“There is no such thing as a bad child”
Stemming from our founder Floyd Starr’s revolutionary belief “there is no such thing as a bad child,” our strength-based approach to building resilience in youth has remained true since Floyd first set our commonwealth into motion in 1913.
Every day, we work to develop healthy relationships, attitudes, and experiences to showcase the innate greatness in all children; to empower the professionals and communities that serve them; and to provide the best tools, resources, and perspective possible to unlock the limitless success we believe all children are capable of achieving. We seek to nurture the roots that were first planted by our founder, as their strength has fueled more than 100 years of growth and opportunity for the countless children we continue to serve.
What began as the National Institute for Trauma and Loss in Children (TLC) in 1990 by Dr. William Steele (MSW, PsyD) has grown into Starr’s global network of educational and human service professionals informed by resources, materials, and trainings that have been changing the lives of children and their families ever since. Providing services to traumatized children and their families, Starr is driven to provide professionals the training and resources needed to help children, families, and communities thrive.
Starr’s strength-based, resilience-focused approach is rooted in the universal principle that, to be emotionally healthy, all youth need a sense of belonging, mastery, independence, and generosity. This unique model of positive youth development, the Circle of Courage®, was developed by Starr’s 2nd President, Dr. Larry K. Brendtro (PhD), and his colleagues. The model integrates the cultural wisdom of tribal peoples, the practical wisdom of professional pioneers with troubled youth, and the findings of modern youth development research.
The Circle of Courage® model addresses the needs and problems of each individual, and fosters healing and growth through interventions held in an atmosphere of respect and growth. Each intervention is trauma-informed and resilience-focused, and designed to encourage the child to feel safe and comfortable in an environment of understanding and acceptance. Every broken circle can be repaired, and with every repair comes a greater sense of resilience, strength, and belief in one’s greatness.
One Human Family
Our belief in the oneness of humankind is built into all aspects of our organization and programs.
In our society, we have been taught – intentionally or not – to view people who don’t look like us in a variety of unfortunate ways. This may result in committing, or ignoring, acts of superiority. Whether intentional or unintentional, the pain experienced is the result. Seeing this pain and an opportunity to play a role in racial healing, Starr began a process in the 1980s that continues to this day – creating new forums for individuals to discover healthier ways of looking at others, ourselves, and our world.

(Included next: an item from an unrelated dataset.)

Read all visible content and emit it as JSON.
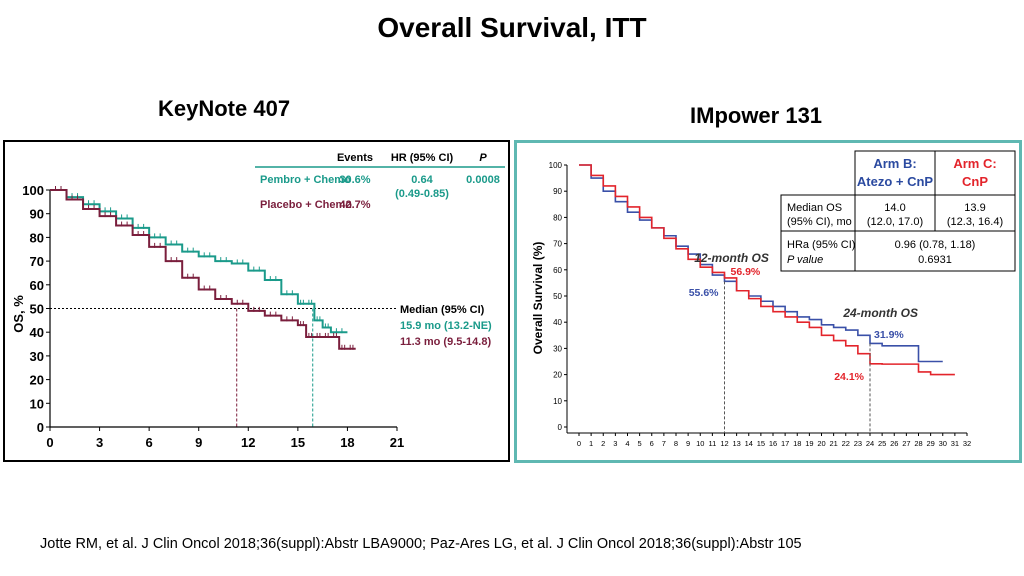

The results of our many years of work in racial healing and equity: the development of our Glasswing program.
With safety and transformation being the hallmarks of our approach, Starr is committed to uplifting all who need our support – regardless of race, ethnicity, gender, or spiritual tradition.
Equipping Professionals with the Right Tools
Leveraging each approach and program noted above, Starr provides trainings, materials, and conferences for individuals and organizations across the United States and around the world. We are committed to equipping professionals and caregivers with the right tools to help guide children, adults, families and communities break the devastating cycles and impacts of trauma and build resilience. We are driven to heal.